Henry G. Russell, Henry G. Russell, Inc.
The use of high strength concrete in precast, prestressed concrete beams allows for a higher precompression to be applied to the beams. Consequently, the tensile stress in the bottom flange calculated from the applied bending moment can be higher without exceeding the tensile stress limit. Since the tensile stress limit in the bottom flange at service load usually controls the design for long-span beams, higher compressive strength concrete allows the use of longer span lengths, wider beam spacings, shallower sections, or a combination of these benefits. Articles in previous editions of HPC Bridge Views have illustrated many actual applications, yet few have had specified concrete compressive strengths above 10,000 psi (69 MPa).
For high strength concrete to be used efficiently, it needs to be precompressed to the maximum value allowed by the design specifications. Therefore, as the specified concrete compressive strength increases, the prestressing force also needs to increase. The amount of force depends on the diameter, spacing, and strength of the strand and shape of the bottom flange of the beam. Once the bottom flange is full of strands, additional strands can only be placed in the web, which is less efficient because the strands are closer to the neutral axis.
In a parametric study using concrete compressive strengths from 6,000 to 12,000 psi (41 to 83 MPa), Zia et al.(1) reported that the strength level at which the use of higher strength concrete was not beneficial varied between 8,000 and 12,000 psi (55 and 83 MPa) depending on the beam cross section and the prestressing force.

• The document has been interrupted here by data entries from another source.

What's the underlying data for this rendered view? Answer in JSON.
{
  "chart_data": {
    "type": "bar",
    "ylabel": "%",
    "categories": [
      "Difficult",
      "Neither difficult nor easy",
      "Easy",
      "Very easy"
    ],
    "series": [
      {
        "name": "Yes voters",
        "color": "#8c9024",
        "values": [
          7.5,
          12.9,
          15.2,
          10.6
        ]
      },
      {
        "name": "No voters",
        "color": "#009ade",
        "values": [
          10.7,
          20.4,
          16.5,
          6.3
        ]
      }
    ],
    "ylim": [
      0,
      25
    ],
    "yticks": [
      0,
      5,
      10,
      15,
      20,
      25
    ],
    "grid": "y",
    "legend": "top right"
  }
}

Russell(2) examined the effect of concrete strengths from 6,000 to 14,000 psi (41 to 97 MPa) on maximum span length for various girder spacings. In most combinations, maximum span lengths increased as concrete compressive strengths increased, although the rate of increase declined. In some combinations, a plateau was reached at concrete compressive strengths of 8,000 to 12,000 psi (55 to 83 MPa) depending on strand diameter, beam cross section, and girder spacing.
A similar study by Kahn and Saber(3) concluded that the maximum effective girder compressive strength with 0.5-in. (12.7-mm) modified strand (area = 0.167 sq. in. or 108 sq. mm) varied from 8,000 to 11,000 psi (55 to 76 MPa), depending on beam spacing and cross section. For 0.6-in. (15.2-mm) diameter strand, the effective strengths ranged from 10,000 to 13,000 psi (69 to 90 MPa).
Based on a cost-efficiency index, Russell et al.(4) concluded that the maximum useful concrete strength was in the range of 9,000 to 10,000 psi (62 to 69 MPa) with 0.5-in. (12.7-mm) diameter strands. With 0.6-in. (15.2-mm) diameter strands, the maximum useful strength increased to about 12,000 psi (83 MPa) for bulb-tee beams. With a Ubeam having a bottom flange with three rows of strands, strengths up to 14,000 psi (97 MPa) were beneficial.
In summary, the maximum effective concrete strengths for readily available pretensioned beam shapes range from 8,000 to 11,000 psi ((55 to 76 MPa) with 0.5-in. (12.7-mm) diameter strands and 10,000 to 14,000 psi (69 to 97 MPa) with 0.6-in. (15.2-mm) diameter strands.
References
- Zia, P., Schemmel, J. J., and Tallman, T. E., “Structural Applications of High-Strength Concrete,” North Carolina Center for Transportation Engineering Studies, Report No. FHWA/NC/89-006, Raleigh, NC, 1989, 330 pp.
- Russell, B. W., “Impact of High Strength Concrete on the Design and Construction of Pretensioned Girder Bridges,” PCI Journal, Vol. 39, No. 4, July/August 1994, pp. 76-89.
- Kahn, L. F. and Saber, A., “Analysis and Structural Benefits of High Performance Concrete for Pretensioned Bridge Girders,” PCI Journal, Vol. 45, No. 4, July/August 2000, pp. 100-107.
- Russell, H. G., Volz, J. S., and Bruce, R. N., “Optimized Sections for High-Strength Concrete Bridge Girders,” FHWA, U. S. Department of Transportation, Report No. FHWA-RD-95-180, 1997, 156 pp.